Dr Jayaraj Thanekar, BMC’s executive health officer, said doctors from Nair and KEM were called in to see the patient. “She is responding and her condition is improving,” he said.

‘Child was dead for at least 24 hours’
The family chose not to get into the factors that led to Urvashi Singh delivering a stillborn baby. But doctors say there is a 50-50 chance that delayed swine flu detection could have caused it. Even after cremation, the family was not given any papers or a death certificate.

“If the mother has high temperature, chances of stillbirth automatically go up,” Dr CN Purandare, the president of Federation of Obstetric and Gynaecological Societies of India (FOGSI), said. “But a pregnant women remains vulnerable to all kinds of infection and not only influenza H1N1.”

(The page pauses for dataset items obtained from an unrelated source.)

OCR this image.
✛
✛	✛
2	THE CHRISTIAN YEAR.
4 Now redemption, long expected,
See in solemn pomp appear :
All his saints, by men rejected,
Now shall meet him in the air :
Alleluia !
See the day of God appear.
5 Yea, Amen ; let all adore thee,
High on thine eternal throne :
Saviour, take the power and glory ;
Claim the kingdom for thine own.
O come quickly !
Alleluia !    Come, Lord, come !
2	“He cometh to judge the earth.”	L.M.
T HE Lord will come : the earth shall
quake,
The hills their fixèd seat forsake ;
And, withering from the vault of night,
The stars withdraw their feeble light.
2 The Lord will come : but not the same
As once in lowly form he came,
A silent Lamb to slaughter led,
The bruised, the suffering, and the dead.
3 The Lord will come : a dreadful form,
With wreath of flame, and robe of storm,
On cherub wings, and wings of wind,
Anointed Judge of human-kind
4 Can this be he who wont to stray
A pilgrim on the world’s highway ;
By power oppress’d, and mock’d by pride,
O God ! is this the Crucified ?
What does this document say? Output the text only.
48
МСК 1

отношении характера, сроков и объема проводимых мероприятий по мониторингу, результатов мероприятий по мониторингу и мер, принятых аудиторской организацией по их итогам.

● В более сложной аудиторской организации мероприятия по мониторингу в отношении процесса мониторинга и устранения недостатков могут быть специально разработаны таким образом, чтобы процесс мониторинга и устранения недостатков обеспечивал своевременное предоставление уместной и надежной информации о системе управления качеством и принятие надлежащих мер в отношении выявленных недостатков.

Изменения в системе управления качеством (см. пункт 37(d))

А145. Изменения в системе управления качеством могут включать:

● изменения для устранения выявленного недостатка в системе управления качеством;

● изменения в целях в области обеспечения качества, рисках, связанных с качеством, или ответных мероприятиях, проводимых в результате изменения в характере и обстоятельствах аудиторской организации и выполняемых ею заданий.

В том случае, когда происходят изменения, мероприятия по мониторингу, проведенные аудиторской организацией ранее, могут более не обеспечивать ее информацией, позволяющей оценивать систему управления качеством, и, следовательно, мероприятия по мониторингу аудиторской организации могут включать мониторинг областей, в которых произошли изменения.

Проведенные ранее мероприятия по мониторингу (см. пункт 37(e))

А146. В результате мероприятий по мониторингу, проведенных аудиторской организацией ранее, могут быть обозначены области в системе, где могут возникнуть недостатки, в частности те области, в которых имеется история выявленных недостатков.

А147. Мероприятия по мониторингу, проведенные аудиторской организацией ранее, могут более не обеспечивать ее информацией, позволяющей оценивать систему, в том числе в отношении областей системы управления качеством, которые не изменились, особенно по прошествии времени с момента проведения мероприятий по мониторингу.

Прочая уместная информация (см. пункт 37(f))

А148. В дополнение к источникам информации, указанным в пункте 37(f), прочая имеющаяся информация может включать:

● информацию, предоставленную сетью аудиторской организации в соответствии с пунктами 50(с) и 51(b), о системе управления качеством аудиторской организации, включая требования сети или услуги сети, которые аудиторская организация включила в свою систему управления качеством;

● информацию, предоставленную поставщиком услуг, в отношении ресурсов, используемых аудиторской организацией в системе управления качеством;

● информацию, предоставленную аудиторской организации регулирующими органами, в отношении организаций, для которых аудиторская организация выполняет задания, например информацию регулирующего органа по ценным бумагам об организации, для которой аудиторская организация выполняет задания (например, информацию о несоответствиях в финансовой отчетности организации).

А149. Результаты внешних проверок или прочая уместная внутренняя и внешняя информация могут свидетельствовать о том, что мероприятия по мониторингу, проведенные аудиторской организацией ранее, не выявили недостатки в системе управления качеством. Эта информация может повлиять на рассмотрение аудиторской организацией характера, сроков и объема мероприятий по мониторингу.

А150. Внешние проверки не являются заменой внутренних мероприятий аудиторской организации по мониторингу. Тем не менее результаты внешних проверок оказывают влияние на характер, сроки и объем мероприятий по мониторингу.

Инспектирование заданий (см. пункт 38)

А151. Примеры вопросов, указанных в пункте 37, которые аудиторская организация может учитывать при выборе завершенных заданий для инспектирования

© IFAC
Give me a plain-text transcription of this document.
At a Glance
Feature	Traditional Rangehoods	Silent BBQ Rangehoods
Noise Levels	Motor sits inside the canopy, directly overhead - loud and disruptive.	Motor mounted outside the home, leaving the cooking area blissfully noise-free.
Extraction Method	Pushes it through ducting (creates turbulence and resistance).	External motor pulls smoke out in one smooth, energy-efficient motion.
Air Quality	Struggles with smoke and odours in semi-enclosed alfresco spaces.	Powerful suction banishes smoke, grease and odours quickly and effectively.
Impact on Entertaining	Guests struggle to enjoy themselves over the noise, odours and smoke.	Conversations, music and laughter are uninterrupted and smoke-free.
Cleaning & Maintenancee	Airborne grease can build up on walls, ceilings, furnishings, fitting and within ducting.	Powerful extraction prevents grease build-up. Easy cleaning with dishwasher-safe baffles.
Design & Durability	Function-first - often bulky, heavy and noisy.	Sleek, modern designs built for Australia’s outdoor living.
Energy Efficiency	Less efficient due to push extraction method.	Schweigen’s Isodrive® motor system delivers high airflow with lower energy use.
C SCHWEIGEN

A gynaecologist from KEM, however, said, “If the viral load is large, there is every possibility that the child could be a stillborn. But, there are not enough studies to prove that swine flu leads to stillbirth.”

Dr Seema Malik, the chief medical superintendent of peripheral hospitals, said the baby was dead for at least 24 hours. “It is a macerated stillbirth. Various other complications that the mother could have been suffering from could have caused it. It may not necessarily be due to ARDS resulting from swine flu,” she said.